For Dick Testa, name partner of Boston's Testa, Hurwitz & Thibeault, a firm that has guided many high-tech companies through their own initial public offerings (IPO), the notion of taking a law firm public doesn't seem far-fetched.
"We already have internal accounting systems, sophisticated reporting systems, independent public accountants, and audited financials," says Testa. In other words, the burden of preparing for listing on a major stock exchange would be negligible.
But not many lawyers seriously dream of cashing out their firms through an IPO. Because of the many obstacles that prevent law firms from going public (for example, the Professional Code prohibits nonlawyers from owning shares in a law firm), no law firm has ever done an IPO. Still, assume for a moment that Testa, Hurwitz & Thibeault or Venture Law Group (profiled in the May 1998 Inc. story "When is a Law Firm Not a Law Firm?") or any other law firm could be structured in a way to overcome the problems. How would Wall Street value it?
There is no precedent for estimating the worth of a law firm. Testa says the task would be for firms to develop a breadth as well as depth of services and a track record of repeat business so Wall Street would see the value of a listing.
The inclination might be to start the valuation by looking at revenues and profits, say two or three times the current revenues. Or you might multiply the firm's projected income per share by a factor used to value similar industries. But Earle Yaffa, managing director of Skadden, Arps, Slate, Meagher & Flom, one of the country's largest law firms, warns against these simple approaches. A firm's earnings aren't what they appear to be because partners typically draw salary against the earnings. In addition, law firms reinvest a percentage of the earnings each year. "To get an accurate sense of what a firm is making, you'd have to subtract the amount you'd need to pay partners to keep them on after the offering," says Yaffa. "You might find out that the actual earnings are small figures."
Another way to value the law firm is to treat it as if it were any other professional services firm.

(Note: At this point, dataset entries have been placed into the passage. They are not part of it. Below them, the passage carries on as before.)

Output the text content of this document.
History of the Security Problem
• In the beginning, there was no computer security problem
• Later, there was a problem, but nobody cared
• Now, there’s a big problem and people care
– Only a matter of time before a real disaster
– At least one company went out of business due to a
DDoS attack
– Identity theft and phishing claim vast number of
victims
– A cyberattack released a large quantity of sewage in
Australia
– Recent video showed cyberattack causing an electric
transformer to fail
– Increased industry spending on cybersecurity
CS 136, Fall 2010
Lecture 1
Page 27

Jim Davidson, a managing director at Hambrecht & Quist, an investment bank in San Francisco that held its own public offering last year, says that the personnel is the value of a law firm. "We'd need to know how dependent the firm is on a couple of key people, or does it have a broad base of talent? Did it complete 50 public offerings last year, and if it does 100 public offerings next year, will it have the people to take on the business?"
For now, a public law firm remains a mythical creature held to the realm of frivolous conversation around the golf course. "Sure, some guys wouldn't mind cashing out," says Skadden's Yaffa. "But given the professional restrictions, it's not as if we've even put pen to paper."
Joshua Macht is a former associate editor at Inc. magazine.